1. Monographs & Edited Books

Politics and Policies in Upper Guinea Coast Societies: Change and Continuity
edited by Christian K. Højbjerg, Jacqueline Knörr, William P. Murphy  (2016), New York: Palgrave Macmillan.

This book examines the radical changes in social and political landscape of the Upper Guinea Coast region over the past 30 years as a result of civil wars, post-war interventions by international, humanitarian agencies and peacekeeping missions, as well as a regional public health crisis (Ebola epidemic). The emphasis on ‘crises’ in this book draws attention to the intense socio-transformations in the region over the last three decades. Contemporary crises and changes in the region provoke a challenge to accepted ways of understanding and imagining socio-political life in the region – whether at the level of subnational and national communities, or international and regional structures of interest, such as refugees, weapon trafficking, cross-border military incursions, regional security, and transnational epidemics. This book explores and transcends the central explanatory tropes that have oriented research on the region and re-evaluates them in the light of the contemporary structural dynamics of crises, changes and continuities.

The Upper Guinea Coast in Global Perspective
edited by Jacqueline Knörr and Christoph Kohl (2016), New York/Oxford: Berghahn.
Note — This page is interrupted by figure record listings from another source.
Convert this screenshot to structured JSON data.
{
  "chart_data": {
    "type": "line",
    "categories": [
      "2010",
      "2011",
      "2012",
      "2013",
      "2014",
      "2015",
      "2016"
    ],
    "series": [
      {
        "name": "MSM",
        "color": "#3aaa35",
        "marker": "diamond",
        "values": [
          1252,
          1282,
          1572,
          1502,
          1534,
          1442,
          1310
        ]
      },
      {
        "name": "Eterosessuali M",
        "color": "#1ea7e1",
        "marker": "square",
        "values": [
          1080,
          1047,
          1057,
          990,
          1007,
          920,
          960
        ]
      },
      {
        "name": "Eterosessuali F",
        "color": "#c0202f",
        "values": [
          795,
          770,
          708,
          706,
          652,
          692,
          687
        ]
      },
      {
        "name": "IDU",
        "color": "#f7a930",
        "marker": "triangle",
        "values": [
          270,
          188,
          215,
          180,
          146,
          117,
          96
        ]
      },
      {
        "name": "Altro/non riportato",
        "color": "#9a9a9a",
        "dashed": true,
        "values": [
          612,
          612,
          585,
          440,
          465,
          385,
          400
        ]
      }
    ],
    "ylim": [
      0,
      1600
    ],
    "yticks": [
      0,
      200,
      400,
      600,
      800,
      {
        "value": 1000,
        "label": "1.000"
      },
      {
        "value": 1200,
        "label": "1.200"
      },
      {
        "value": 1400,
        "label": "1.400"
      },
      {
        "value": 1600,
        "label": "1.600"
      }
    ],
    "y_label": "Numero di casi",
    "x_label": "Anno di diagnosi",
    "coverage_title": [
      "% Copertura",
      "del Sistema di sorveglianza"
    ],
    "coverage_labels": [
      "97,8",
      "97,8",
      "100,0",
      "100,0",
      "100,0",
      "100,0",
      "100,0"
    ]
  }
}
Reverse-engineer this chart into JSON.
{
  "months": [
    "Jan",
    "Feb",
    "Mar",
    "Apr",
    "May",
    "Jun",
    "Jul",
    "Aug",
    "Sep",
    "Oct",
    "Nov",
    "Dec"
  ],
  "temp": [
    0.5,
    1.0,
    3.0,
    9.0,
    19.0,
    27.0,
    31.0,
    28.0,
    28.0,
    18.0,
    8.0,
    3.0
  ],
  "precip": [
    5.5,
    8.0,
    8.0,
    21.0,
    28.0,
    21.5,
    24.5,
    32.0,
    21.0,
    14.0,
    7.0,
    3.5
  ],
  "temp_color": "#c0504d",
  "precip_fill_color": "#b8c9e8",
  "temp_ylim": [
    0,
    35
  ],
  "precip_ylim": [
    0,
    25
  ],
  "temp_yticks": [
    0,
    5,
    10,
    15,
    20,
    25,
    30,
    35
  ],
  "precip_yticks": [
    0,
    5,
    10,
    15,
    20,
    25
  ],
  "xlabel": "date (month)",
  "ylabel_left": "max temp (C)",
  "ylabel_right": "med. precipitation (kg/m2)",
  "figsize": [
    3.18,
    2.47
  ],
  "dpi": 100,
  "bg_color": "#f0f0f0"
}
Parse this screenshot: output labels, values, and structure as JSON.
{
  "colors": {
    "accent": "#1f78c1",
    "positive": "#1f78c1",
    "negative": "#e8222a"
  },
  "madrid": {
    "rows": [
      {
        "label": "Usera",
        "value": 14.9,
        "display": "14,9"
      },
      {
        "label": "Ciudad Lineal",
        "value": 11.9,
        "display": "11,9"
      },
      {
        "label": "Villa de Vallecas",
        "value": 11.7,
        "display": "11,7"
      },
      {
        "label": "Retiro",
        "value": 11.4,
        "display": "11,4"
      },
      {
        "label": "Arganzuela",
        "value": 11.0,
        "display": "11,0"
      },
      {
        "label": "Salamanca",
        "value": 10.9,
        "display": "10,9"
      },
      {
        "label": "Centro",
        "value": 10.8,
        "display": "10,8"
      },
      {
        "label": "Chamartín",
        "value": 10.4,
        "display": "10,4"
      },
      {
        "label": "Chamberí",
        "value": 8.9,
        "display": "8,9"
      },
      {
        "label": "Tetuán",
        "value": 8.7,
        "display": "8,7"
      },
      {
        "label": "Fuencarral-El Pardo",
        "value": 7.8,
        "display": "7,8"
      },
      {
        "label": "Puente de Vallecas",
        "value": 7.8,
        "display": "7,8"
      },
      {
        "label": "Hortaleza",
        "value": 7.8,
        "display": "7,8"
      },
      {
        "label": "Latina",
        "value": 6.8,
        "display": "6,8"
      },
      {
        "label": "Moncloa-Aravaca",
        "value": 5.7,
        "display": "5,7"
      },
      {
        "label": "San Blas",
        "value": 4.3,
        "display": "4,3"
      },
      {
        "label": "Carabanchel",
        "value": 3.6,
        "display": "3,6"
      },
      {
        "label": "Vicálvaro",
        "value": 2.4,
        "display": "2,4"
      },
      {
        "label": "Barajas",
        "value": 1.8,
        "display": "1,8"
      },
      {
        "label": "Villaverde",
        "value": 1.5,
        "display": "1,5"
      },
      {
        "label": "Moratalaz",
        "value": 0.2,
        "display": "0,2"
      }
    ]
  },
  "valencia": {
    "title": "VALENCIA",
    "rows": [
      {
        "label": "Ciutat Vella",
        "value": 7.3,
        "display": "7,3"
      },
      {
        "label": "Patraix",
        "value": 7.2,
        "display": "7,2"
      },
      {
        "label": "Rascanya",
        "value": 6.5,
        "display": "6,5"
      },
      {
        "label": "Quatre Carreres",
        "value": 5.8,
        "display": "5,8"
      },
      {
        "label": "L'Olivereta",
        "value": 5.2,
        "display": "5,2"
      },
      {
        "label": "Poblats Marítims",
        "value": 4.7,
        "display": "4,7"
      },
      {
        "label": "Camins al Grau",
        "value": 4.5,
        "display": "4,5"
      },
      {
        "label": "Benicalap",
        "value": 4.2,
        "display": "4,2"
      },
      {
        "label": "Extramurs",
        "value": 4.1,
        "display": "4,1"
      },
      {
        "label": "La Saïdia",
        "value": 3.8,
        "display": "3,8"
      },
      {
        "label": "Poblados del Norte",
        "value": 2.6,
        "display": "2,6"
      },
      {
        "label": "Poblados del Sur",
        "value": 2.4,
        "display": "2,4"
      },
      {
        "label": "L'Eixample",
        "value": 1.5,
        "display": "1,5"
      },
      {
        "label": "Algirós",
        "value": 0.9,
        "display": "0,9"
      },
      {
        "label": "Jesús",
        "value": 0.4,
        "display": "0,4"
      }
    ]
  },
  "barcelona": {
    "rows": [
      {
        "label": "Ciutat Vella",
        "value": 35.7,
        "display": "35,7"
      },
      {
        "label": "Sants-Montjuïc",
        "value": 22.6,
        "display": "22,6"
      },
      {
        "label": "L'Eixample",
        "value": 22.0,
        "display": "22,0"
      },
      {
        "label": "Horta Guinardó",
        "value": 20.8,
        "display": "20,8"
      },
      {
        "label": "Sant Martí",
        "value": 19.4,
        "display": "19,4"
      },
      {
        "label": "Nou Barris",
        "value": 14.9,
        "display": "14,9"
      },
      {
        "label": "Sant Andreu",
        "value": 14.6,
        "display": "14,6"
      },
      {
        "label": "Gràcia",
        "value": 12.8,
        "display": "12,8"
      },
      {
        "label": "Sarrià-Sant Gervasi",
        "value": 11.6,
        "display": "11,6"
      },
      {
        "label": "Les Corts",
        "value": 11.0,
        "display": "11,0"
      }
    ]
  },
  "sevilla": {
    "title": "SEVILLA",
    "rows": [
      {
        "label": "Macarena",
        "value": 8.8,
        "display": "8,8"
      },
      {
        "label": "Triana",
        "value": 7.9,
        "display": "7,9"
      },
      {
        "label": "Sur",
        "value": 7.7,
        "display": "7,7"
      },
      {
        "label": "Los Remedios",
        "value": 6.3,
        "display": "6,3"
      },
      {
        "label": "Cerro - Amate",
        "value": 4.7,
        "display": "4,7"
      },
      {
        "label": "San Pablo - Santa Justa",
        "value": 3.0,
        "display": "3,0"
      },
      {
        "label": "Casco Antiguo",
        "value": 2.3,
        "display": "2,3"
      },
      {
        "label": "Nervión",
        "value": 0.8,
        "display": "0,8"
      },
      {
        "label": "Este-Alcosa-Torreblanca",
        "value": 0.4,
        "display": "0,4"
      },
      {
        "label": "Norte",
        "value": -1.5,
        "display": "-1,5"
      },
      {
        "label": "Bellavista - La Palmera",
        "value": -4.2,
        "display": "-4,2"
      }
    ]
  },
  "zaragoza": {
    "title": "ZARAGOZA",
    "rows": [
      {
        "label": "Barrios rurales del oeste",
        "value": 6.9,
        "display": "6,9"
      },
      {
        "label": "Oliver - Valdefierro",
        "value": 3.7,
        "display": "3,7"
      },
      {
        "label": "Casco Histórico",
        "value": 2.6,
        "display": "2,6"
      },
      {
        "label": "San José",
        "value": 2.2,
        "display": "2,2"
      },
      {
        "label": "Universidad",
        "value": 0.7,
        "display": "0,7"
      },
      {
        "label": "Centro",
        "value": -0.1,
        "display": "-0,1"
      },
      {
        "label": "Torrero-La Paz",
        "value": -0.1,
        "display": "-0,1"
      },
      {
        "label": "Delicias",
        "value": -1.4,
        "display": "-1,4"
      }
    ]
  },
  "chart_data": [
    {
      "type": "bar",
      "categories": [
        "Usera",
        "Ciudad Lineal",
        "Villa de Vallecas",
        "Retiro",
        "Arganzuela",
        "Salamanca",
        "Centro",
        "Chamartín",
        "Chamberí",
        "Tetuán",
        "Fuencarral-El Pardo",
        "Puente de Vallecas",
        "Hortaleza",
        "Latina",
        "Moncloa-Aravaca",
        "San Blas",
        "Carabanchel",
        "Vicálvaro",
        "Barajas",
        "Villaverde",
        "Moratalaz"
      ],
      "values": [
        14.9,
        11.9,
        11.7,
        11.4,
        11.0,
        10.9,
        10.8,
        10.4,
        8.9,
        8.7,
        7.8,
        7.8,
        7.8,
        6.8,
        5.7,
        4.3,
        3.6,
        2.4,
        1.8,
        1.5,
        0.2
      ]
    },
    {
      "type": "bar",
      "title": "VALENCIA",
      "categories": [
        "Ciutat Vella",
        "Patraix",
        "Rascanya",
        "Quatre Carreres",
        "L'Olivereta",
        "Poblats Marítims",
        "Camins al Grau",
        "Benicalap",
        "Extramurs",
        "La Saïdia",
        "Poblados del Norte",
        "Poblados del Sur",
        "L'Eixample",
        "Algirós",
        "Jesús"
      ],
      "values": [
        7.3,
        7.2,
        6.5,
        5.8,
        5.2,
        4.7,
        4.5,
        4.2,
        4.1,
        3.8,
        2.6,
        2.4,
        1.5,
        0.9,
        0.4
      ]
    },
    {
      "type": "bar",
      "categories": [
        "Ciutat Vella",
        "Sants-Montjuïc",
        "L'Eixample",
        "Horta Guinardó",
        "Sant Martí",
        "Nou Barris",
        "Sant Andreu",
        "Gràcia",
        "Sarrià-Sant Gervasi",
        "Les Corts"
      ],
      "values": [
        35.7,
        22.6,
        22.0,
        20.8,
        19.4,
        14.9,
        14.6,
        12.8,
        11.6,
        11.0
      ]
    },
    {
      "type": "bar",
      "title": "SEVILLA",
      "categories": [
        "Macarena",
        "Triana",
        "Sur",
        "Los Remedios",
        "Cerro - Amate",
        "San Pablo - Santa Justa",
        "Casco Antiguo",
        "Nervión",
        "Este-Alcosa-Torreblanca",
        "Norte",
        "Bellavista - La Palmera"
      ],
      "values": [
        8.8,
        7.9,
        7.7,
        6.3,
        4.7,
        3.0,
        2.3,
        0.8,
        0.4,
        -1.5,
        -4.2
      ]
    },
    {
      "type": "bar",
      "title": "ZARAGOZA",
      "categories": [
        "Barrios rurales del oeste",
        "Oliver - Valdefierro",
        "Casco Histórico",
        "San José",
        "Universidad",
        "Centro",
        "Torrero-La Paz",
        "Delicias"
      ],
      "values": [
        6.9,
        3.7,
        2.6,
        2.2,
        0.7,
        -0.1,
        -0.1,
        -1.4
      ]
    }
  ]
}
For centuries, Africa’s Upper Guinea Coast region has been the site of regional and global interactions, with societies from different parts of the African continent and beyond engaging in economic trade, cultural exchange, and various forms of conflict. This book provides a wide-ranging look at how such encounters have continued into the present day, identifying the disruptions and continuities in religion, language, economics, and various other social phenomena that have resulted. These accounts show a region that, while still grappling with the legacies of colonialism and the slave trade, is both shaped by and an important actor within ever-denser global networks, exhibiting consistent transformation and creative adaptation.

Open Access

The Powerful Presence of the Past. Integration amd Conflict Along the Upper Guinea Coast
edited by Jacqueline Knörr and Wilson Trajano Filho (2010), Leiden: Brill.

This book conceptualizes integration and conflict as interrelated dimensions of social interaction, social relationships and alliances, identifications and identity constructions within society at large. In order to reach an in-depth understanding of integrative and violent forms of interaction in the region of the Upper Guinea Coast, authors take into account the impact and repercussions of specific historical experiences as well as the continuities and changes of social patterns affected by the interaction of local and globalized values, institutions, and models of social organization. Rather than providing an(other) analysis of wars and violence as such, contributors aim at a better understanding of the social mechanisms that affect both the processes of integration and conflict at the local, national and regional levels.

Women after War: Gender Mainstreaming and the Social Construction of Identity in Contemporary Sierra Leone
by Anita Schroven (2006), Münster: LIT Verlag.

After war, social conditions are often regarded as more open for changes and international organisations are therefore encouraged to promote women’s equal rights, utilising gender mainstreaming tools. These – sometimes inadvertently – affected the demobilisation program implemented after the civil war in Sierra Leone. On this program’s background, the book examines the conceptualisation of women as combatants and victims. Being marginalised but far from passive, they engage with these concepts and strategise to socially (re-)construct gendered identities in order to take part in the benefits of the programs.